• Приглашаем посетить наш сайт
    Сологуб (sologub.lit-info.ru)
  • Мои записки для детей моих, а если можно, и для других.
    Часть XIII

    Часть: 1 2 3 4 5 6 7 8 9 10 11 12 13 14

    XIII

    В январе месяце 1845 года начались мои экзамены. Первый был из всеобщей истории. Перед началом экзамена, Грановский подошел ко мне с упреком, зачем я не приехал к нему и не переговорил насчет вопросов, и просил меня указать ему предметы, о которых я желаю получить вопросы. Я отвечал, что выбрал бы вопросы о реформации; на это Грановский заметил, что предмет - щекотливый, особенно неловко будет трактовать о нем в присутствии Строганова; тогда я отвечал, что если нельзя отвечать о реформации, которой я в недавнее время занимался, то пусть сам назначит вопросы, ибо мне все равно. Он мне назначил первый вопрос из истории Франции о первых Капетингах; второй - из истории Испании - позабыл уже, что именно; касательно же третьего, Грановский предложил вопрос о развитии русской и западной летописи; я заметил, что вопрос мне не нравился; но Грановский настаивал - и я согласился. Причина такого настаивания со стороны Грановского была та, что славянофилы, органом которых в это время был Шевырев, провозглашали, что русская летопись выше западной, ибо в последней выходит наружу личность летописца, тогда как в русской этого вовсе нет; поэтому западным очень хотелось знать, как я решу этот вопрос.
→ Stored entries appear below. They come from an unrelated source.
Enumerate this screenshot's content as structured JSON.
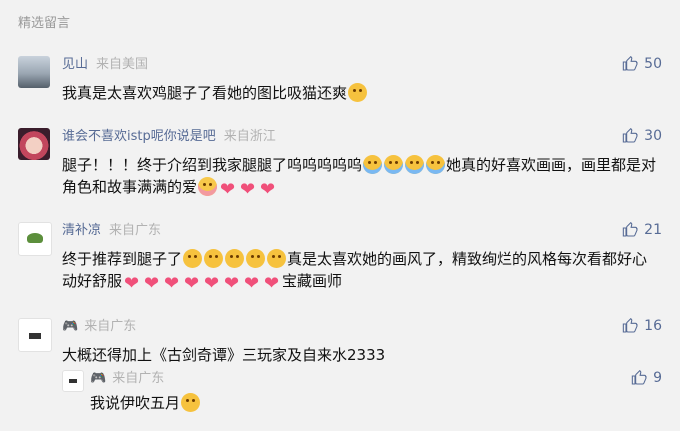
{
  "section_title": "精选留言",
  "comments": [
    {
      "name": "见山",
      "location": "来自美国",
      "likes": "50",
      "text_parts": [
        "我真是太喜欢鸡腿子了看她的图比吸猫还爽"
      ],
      "emojis": 1,
      "hearts": 0
    },
    {
      "name": "谁会不喜欢istp呢你说是吧",
      "location": "来自浙江",
      "likes": "30",
      "text_parts": [
        "腿子！！！终于介绍到我家腿腿了呜呜呜呜呜",
        "她真的好喜欢画画，画里都是对角色和故事满满的爱"
      ],
      "emojis": 4,
      "hearts": 3
    },
    {
      "name": "清补凉",
      "location": "来自广东",
      "likes": "21",
      "text_parts": [
        "终于推荐到腿子了",
        "真是太喜欢她的画风了，精致绚烂的风格每次看都好心动好舒服",
        "宝藏画师"
      ],
      "emojis": 5,
      "hearts": 8
    },
    {
      "name": "",
      "location": "来自广东",
      "likes": "16",
      "text_parts": [
        "大概还得加上《古剑奇谭》三玩家及自来水2333"
      ],
      "emojis": 0,
      "hearts": 0
    }
  ],
  "reply": {
    "name": "",
    "location": "来自广东",
    "likes": "9",
    "text": "我说伊吹五月"
  },
  "colors": {
    "name": "#576b95",
    "location": "#b2b2b2",
    "background": "#f2f2f2"
  },
  "icons": [
    "thumb-up-icon",
    "gamepad-icon"
  ]
}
    Моя начитанность в истории, особенно во французской, дала мне возможность, и не приготовившись, отвечать вполне удовлетворительно; Грановский не мог не признать этого, и в отметке написал, что я обнаружил обширную начитанность, но прибавил, что я затрудняюсь в изложении - намек, что у меня нет способности к занятию профессорской кафедры. Второй экзамен был из русской истории; положено было пригласить старoго профессора Погодина; Погодин явился и, не сказавши мне ни слова, задал вопрос: - изложить историю отношений России к Польше с древнейших до последних времен. Я не хочу думать, чтоб вопрос этот был задан злонамеренно; гораздо вероятнее для меня, что вопрос такой был выбран просто по научной беcтактности, которою отличался Погодин. Прежде всего, разумеется, я должен был ответить кратко, ибо говорить подробно - для этого не достало бы целого дня, не только вечера; но, с другой стороны, я должен был показать свои знания в подробностях русской истории. Неприготовленный, не имея возможности, времени обдумать, как выйти из затруднительного положения, я начал бросаться в сторону, чтоб показывать свое знание собственно в русской истории, но Погодин не давал мне этого делать, сейчас же замечал, что я вдаюсь в ненужныe подробности, не идущиe прямо к делу; и таким образом я проболтал целый вечер, протягивая чрез девять веков отношения России к Польше. Да не забудется, что для сколько-нибудь удовлетворительного решения этого вопроса тогда не сделано было ничего, что для этого сделал я же вследствие почти двадцатилетних трудов по неизвестным архивным источникам. Погодин объявил что я отвечал удовлетворительно; но западники провозгласнили, - разумеется, не в заседании, - что вопрос и ответ были гимназические, а не магистерские, и из ответа моего вовсе нельзя заключить о моей способности к занятию профессорской кафедры: заключение совершенно справедливое! Третий экзамен, особенно экзамен из статистики, был совершенно неудачный: Чивилев предложил мне вопрос, которым подробно я именно не успел заняться перед этим - вопрос о русской товговле.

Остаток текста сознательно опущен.